Deals with some existing players are not entirely out of the question. SpiceJet, which has 18 per cent of the domestic market and is partly owned by the son of a former Indian industry minister, has begun “very preliminary” talks with Gulf carriers about possible investments, its chief executive Neil Mills said last week. GoAir, a smaller carrier, is also seen as a potentially attractive partner.

However, it is Kingfisher that is most in need of a partner. In November 2010, Kingfisher’s lenders agreed to restructure its $1.4bn in gross debt but the carrier was unable to meet the requirement to raise $500m in new equity. A year later, Mr Mallya announced that an unnamed wealthy Indian investor was poised to give the airline a $250m equity infusion to help it overcome its immediate cash crush but the deal did not materialise.

Kingfisher welcomed Friday’s announcement, saying the opening would allow it to “re-engage with prospective airline investors in a more meaningful manner and move towards recapitalisation and ramp up of operations.”

But Kapil Kaul, ceo of the centre for aviation in India (CAPA), said the airline – which has been suffering such acute cash shortages that its staff has not been paid since March – would find it tough to find a willing partner without a substantial infusion of capital from Mr Mallya and a debt restructuring first.

“They have an outside chance,” Mr Kaul says. “But I don’t think anything can happen without [Mr Mallya] putting in $300m-$350m first. Otherwise, restructuring is not possible. The fact that the government has taken this decision might influence him to put in money. But Kingfisher’s survival is getting increasingly difficult.”
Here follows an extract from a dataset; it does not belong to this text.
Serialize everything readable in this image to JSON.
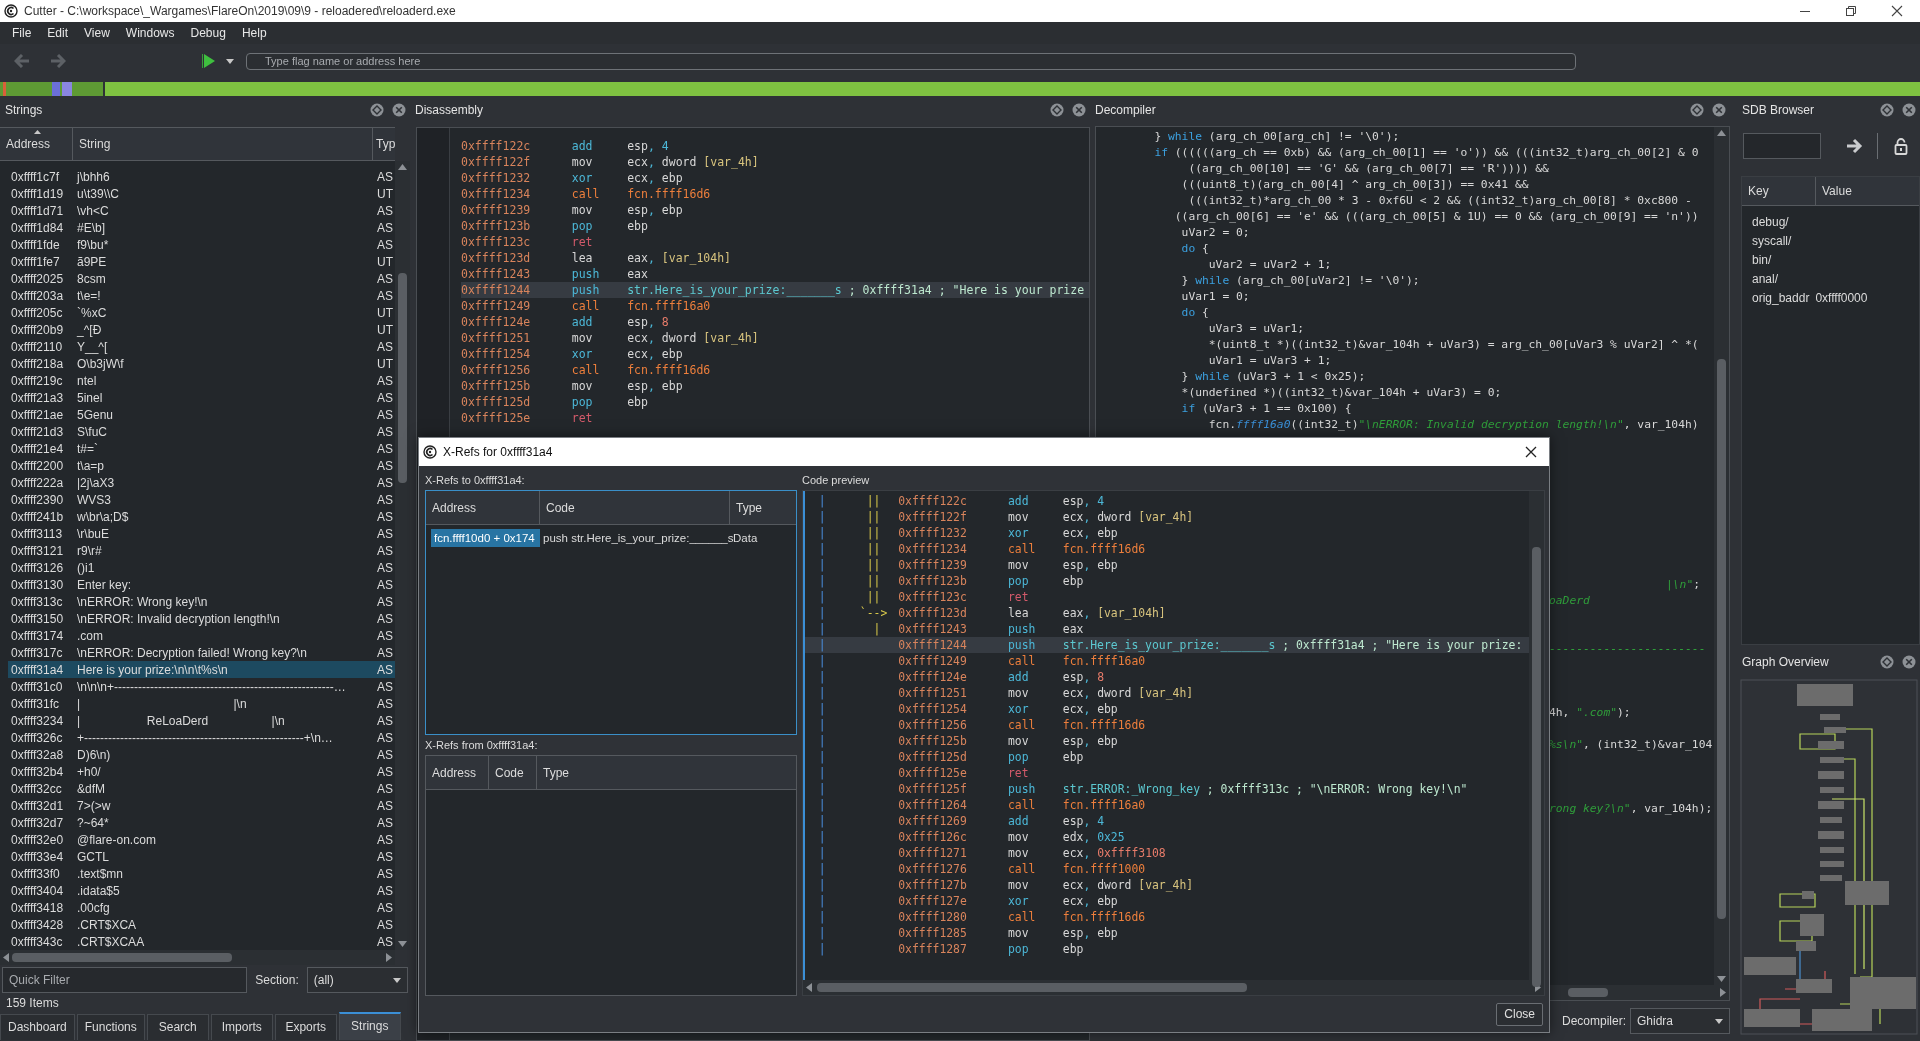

Two years ago, International Airline Group formed by the merger of British Airways and Iberia, had expressed interest in investing in an Indian airline, as it set up a groundbreaking code-sharing deal with Kingfisher. But code-sharing was suspended as Kingfisher’s financial woes forced it to cut its operating fleet from 66 to about 16 aeroplanes.

Indian carriers are struggling in spite of strong domestic traffic growth, because of fierce competition from state-backed carrier Air India, rising oil prices, a depreciating rupee and high taxes on jet fuel. According to CAPA, India’s domestic airlines had combined losses of more than $2.5bn in the financial year ending in March and are likely to lose another $1.5bn this year, though much of the losses are from Air India.

Mr Kaul said that permitting foreign airlines to invest in Indian carriers was “an important milestone” but that other reforms – including reducing the tax burden in jet fuel – are required to attract greater investment, and bring the sector to financial health. “We don’t have a competitive structure to attract investment,” he said.